Antiviral therapy of recurrent HCV after LT is an issue of high interest and the time course of fibrosis progression is accelerated under immunosuppression [2]. Improvements in antiviral therapy are urgently required as SVR rates for dual therapy in patients who are HCV positive after LT are low [3, 4]. PI and RdRpI-based combination for antiviral therapy in non-LT cohorts leads to significantly higher SVR rates compared to a dual therapy [610]. However, the management of HCV post-LT is complicated by drug interactions, side effects and pre-treatment [11, 12].

However, PI-based triple therapy is limited to patients infected with HCV genotype 1. To date, very few data exist on the therapy of recurrent non-genotype 1 HCV-infection after LT.
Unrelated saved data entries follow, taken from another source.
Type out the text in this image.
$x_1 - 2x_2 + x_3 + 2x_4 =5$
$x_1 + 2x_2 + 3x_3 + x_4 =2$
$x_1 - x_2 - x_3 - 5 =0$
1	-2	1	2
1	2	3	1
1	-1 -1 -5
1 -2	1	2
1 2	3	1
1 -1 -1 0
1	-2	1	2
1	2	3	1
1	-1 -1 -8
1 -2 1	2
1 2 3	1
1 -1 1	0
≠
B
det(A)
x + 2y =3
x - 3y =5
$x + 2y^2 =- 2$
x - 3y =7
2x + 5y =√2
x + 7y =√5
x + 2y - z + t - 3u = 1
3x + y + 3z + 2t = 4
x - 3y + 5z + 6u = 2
In vitro experiments have shown that HCV replication is significantly inhibited by silibinin [13]. Silibinin has a strong anti-oxidative effect [14]. This may improve the response to IFN in non-responders to dual therapy since oxidative stress leads to impaired IFN signalling [15]. However, evidence for beneficial effects in humans has been equivocal. Therefore, the efficacy and safety of high-dose intravenous silibinin, followed by a lower dose oral application in combination with dual antiviral therapy, were evaluated by Ferenci et al. [16] in 2008 in chronic HCV genotype 1, 2 and 4 infected former non-responders. This study showed that silibinin is well tolerated and reveals a substantial antiviral effect against HCV in non-responders [16]. A recent study reported similar results in the transplant setting for patients reinfected with HCV genotype 1 [17]. We present here the first case of successful antiviral treatment with silibinin in combination with peg-IFN and RBV in a patient reinfected with HCV genotype 3 after LT with prior non-response to dual therapy. Treatment with silibinin might result in an IFN-sensitising effect in IFN non-responders following LT.

Conclusions

Combination therapy of peg-IFN, RBV and silibinin resulted in SVR 24 in a patient who had a liver transplanted, who was reinfected with HCV genotype 3 and who was therapy naïve. Combination therapy with silibinin might be a useful approach for the therapy of recurrent non-genotype 1 HCV infection after LT.

Consent

Written informed consent was obtained from the patient for publication of this case report and the accompanying images. A copy of the written consent is available for review by the Editor-in-Chief of this journal.